2
votes

SOLR reports the term occurrence for terms over all the documents. I am having trouble making a query that returns the term occurrence in a specific page field called, documentPageId.

I don't know how to issue a proper SOLR query that returns a word count for a paragraph of text such as the term "amplifier" for a field.
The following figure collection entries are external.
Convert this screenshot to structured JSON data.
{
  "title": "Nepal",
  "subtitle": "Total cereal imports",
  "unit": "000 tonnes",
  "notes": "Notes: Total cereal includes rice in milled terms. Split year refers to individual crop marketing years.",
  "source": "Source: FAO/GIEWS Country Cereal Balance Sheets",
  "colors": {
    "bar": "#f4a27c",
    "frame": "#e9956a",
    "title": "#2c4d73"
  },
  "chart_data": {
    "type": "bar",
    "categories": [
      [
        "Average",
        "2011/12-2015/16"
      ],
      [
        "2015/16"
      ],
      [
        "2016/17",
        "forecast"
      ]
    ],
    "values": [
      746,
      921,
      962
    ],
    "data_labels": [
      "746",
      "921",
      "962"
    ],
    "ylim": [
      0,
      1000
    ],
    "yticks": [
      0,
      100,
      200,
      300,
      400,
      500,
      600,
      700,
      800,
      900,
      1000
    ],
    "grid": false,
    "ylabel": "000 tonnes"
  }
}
For some reason it only returns.

The things I've tried only return a count for 1 occurrence of the term even though I see the term in the paragraph more than just once.
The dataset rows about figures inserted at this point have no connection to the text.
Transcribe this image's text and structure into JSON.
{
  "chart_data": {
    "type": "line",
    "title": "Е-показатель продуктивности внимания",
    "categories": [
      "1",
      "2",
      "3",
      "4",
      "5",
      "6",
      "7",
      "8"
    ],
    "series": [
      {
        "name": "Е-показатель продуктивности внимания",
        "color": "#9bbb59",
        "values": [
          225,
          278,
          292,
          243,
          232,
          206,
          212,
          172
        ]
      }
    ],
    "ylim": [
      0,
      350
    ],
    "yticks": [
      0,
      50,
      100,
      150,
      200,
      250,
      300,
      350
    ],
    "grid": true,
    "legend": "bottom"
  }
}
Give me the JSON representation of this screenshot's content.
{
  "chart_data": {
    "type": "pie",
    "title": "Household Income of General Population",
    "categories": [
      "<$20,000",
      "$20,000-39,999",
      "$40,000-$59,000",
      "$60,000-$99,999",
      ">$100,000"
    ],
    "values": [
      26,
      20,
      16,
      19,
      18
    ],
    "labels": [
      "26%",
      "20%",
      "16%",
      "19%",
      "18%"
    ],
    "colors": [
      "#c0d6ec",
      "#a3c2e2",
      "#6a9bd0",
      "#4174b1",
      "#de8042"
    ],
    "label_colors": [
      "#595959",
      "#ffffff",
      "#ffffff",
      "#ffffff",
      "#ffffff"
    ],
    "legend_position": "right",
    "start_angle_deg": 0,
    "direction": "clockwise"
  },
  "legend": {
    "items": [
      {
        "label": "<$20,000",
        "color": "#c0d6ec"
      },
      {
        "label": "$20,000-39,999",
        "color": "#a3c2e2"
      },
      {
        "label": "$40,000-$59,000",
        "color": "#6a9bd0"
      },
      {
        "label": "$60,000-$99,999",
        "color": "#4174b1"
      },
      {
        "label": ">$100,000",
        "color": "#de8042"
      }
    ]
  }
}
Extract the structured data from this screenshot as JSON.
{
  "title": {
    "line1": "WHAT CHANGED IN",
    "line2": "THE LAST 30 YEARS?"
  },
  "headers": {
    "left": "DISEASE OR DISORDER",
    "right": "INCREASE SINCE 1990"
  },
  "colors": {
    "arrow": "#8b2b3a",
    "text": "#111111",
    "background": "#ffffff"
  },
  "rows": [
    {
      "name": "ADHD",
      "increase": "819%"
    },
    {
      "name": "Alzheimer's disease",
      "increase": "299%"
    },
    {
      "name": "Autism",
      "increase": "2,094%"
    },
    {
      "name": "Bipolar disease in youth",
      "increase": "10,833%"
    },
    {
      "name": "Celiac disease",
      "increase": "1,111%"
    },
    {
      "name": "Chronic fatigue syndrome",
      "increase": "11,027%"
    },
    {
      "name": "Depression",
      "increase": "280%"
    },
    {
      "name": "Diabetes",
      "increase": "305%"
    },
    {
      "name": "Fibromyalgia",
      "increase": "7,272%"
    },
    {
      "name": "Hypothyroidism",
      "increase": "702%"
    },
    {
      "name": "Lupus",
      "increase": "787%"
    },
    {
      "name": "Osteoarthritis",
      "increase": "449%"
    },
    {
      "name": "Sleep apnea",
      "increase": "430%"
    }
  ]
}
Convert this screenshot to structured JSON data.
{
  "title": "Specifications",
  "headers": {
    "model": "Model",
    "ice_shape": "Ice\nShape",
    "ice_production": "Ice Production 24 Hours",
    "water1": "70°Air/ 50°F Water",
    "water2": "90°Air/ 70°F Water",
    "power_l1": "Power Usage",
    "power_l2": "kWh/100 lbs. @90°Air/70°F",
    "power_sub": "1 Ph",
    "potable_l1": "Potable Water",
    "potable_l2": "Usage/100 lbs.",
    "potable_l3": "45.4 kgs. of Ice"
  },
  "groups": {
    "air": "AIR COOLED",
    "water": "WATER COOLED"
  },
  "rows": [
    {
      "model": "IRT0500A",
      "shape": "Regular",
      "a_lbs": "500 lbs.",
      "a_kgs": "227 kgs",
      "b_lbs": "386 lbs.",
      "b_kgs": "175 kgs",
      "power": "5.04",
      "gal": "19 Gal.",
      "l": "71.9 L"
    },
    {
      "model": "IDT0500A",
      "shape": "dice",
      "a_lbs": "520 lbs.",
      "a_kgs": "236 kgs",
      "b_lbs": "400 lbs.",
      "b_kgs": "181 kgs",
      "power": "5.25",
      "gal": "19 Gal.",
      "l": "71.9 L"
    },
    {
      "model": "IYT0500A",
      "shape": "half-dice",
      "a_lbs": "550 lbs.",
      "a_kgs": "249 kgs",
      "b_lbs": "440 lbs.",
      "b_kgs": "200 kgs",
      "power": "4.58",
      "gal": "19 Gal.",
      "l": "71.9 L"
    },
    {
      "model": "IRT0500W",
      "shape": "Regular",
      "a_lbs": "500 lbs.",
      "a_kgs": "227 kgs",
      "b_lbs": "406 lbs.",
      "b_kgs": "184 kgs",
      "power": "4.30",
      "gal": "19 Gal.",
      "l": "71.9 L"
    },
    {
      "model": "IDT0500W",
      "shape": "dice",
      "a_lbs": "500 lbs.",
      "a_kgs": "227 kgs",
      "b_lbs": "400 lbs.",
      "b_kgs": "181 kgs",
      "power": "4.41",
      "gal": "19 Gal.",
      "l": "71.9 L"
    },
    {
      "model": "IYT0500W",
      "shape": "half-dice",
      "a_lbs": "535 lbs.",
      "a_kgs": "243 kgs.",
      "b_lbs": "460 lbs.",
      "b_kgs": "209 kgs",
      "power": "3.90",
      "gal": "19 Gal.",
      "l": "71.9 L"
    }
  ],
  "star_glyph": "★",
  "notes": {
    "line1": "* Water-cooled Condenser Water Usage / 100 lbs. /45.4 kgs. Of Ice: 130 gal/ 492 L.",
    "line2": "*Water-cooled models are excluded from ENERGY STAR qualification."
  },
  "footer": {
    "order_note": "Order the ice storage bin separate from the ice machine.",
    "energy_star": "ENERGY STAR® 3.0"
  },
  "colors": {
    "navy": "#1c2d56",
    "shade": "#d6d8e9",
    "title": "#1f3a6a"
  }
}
I've tried faceting on the field, "contents"

http://localhost:8983/solr/select?indent=on&q=:&wt=standard&facet=on&facet.field=documentPageId&facet.query=amplifier&facet.sort=lex&facet.missing=on&facet.method=count

<lst name="facet_counts">
<lst name="facet_queries">
<int name="amplifier">21</int>
</lst>
<lst name="facet_fields">
<lst name="documentPageId">
<int name="49667.1">1</int>
<int name="49667.10">1</int>
<int name="49667.11">1</int>
<int name="49667.12">1</int>
<int name="49667.13">1</int>
<int name="49667.14">1</int>
<int name="49667.15">1</int>
<int>0</int>
</lst>
</lst>
<lst name="facet_dates"/>
<lst name="facet_ranges"/>
</lst>
</response>

In schema.xml:

In solrconfig.xml:

   <str name="facet.field">filewrapper</str>
   <str name="facet.field">caseNumber</str>
   <str name="facet.field">pageNumber</str>
   <str name="facet.field">documentId</str>
   <str name="facet.field">contents</str>
   <str name="facet.query">documentId</str>
   <str name="facet.query">caseNumber</str>
   <str name="facet.query">pageNumber</str>
  <str name="facet.field">documentPageId</str>
   <str name="facet.query">contents</str>

Thanks in advance,

1

1 Answers

3
votes

You need to use TermVectorsComponent to get term frequency for a give document. Facets won't get you there.
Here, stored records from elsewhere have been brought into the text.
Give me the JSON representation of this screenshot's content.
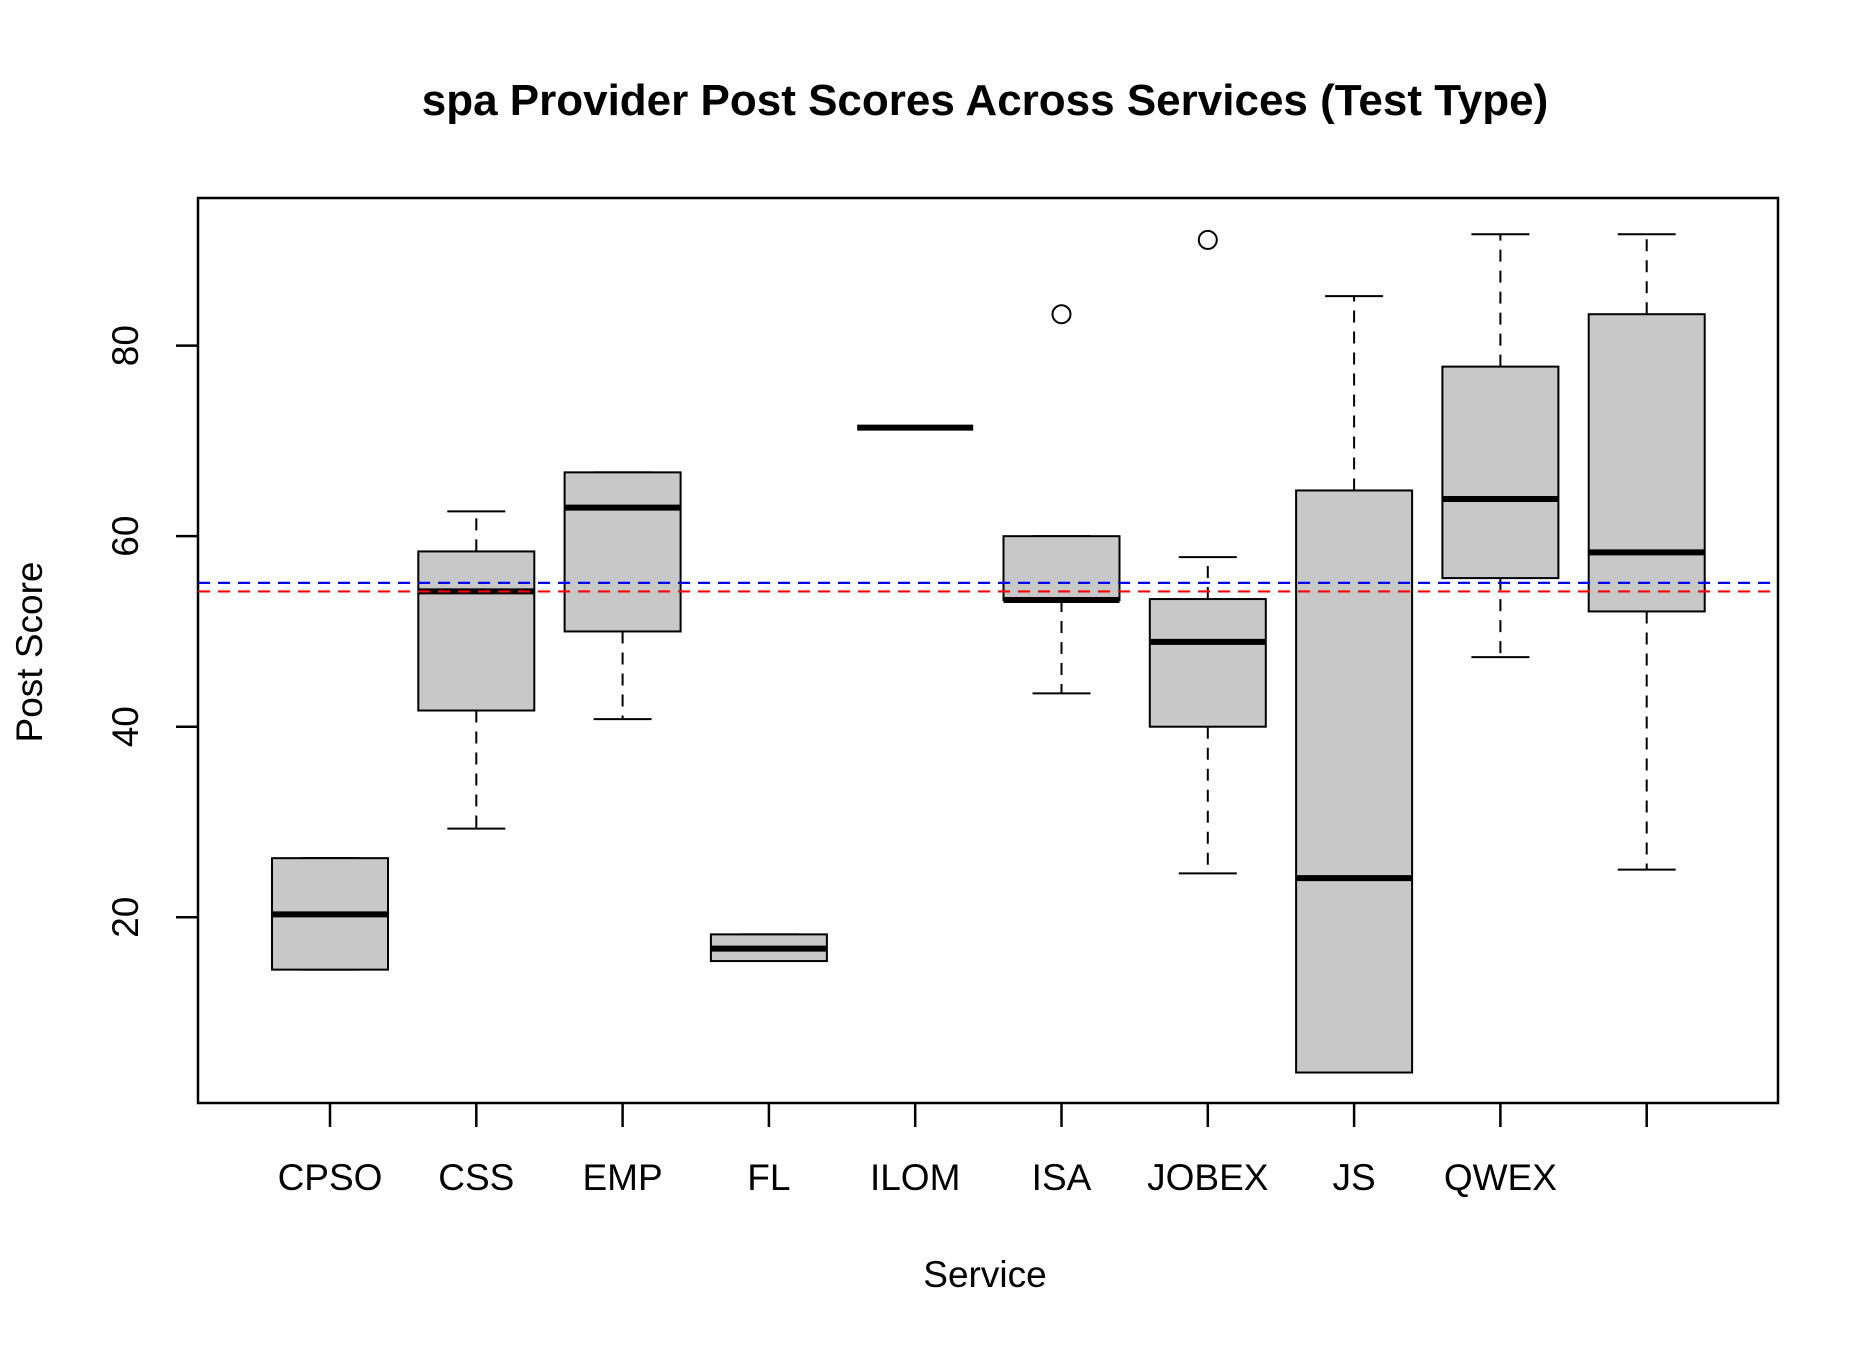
{
  "chart_data": {
    "type": "boxplot",
    "title": "spa Provider Post Scores Across Services (Test Type)",
    "xlabel": "Service",
    "ylabel": "Post Score",
    "ylim": [
      0.5,
      95.5
    ],
    "y_ticks": [
      20,
      40,
      60,
      80
    ],
    "categories": [
      "CPSO",
      "CSS",
      "EMP",
      "FL",
      "ILOM",
      "ISA",
      "JOBEX",
      "JS",
      "QWEX",
      ""
    ],
    "boxes": [
      {
        "category": "CPSO",
        "whisker_low": 14.5,
        "q1": 14.5,
        "median": 20.3,
        "q3": 26.2,
        "whisker_high": 26.2,
        "outliers": []
      },
      {
        "category": "CSS",
        "whisker_low": 29.3,
        "q1": 41.7,
        "median": 54.2,
        "q3": 58.4,
        "whisker_high": 62.6,
        "outliers": []
      },
      {
        "category": "EMP",
        "whisker_low": 40.8,
        "q1": 50.0,
        "median": 63.0,
        "q3": 66.7,
        "whisker_high": 66.7,
        "outliers": []
      },
      {
        "category": "FL",
        "whisker_low": 15.4,
        "q1": 15.4,
        "median": 16.7,
        "q3": 18.2,
        "whisker_high": 18.2,
        "outliers": []
      },
      {
        "category": "ILOM",
        "whisker_low": 71.4,
        "q1": 71.4,
        "median": 71.4,
        "q3": 71.4,
        "whisker_high": 71.4,
        "outliers": []
      },
      {
        "category": "ISA",
        "whisker_low": 43.5,
        "q1": 53.3,
        "median": 53.3,
        "q3": 60.0,
        "whisker_high": 60.0,
        "outliers": [
          83.3
        ]
      },
      {
        "category": "JOBEX",
        "whisker_low": 24.6,
        "q1": 40.0,
        "median": 48.9,
        "q3": 53.4,
        "whisker_high": 57.8,
        "outliers": [
          91.1
        ]
      },
      {
        "category": "JS",
        "whisker_low": 3.7,
        "q1": 3.7,
        "median": 24.1,
        "q3": 64.8,
        "whisker_high": 85.2,
        "outliers": []
      },
      {
        "category": "QWEX",
        "whisker_low": 47.3,
        "q1": 55.6,
        "median": 63.9,
        "q3": 77.8,
        "whisker_high": 91.7,
        "outliers": []
      },
      {
        "category": "",
        "whisker_low": 25.0,
        "q1": 52.1,
        "median": 58.3,
        "q3": 83.3,
        "whisker_high": 91.7,
        "outliers": []
      }
    ],
    "reference_lines": [
      {
        "value": 55.1,
        "color": "#0000ff",
        "style": "dashed"
      },
      {
        "value": 54.2,
        "color": "#ff0000",
        "style": "dashed"
      }
    ],
    "box_fill": "#c8c8c8",
    "grid": false
  }
}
Please read the wiki at TermVectorCompoment.

The option tv.tf will return the term frequency for a given field on per document basis. Make sure the field that you are interested in has the termVectors enabled (termVectors="true" ) .

<field name="pageField" type="text" indexed="true" stored="true" termVectors="true" />

Note: Enabling term vectors will increase the index size & the time required to index. So be wary of this and do benchmark before & after.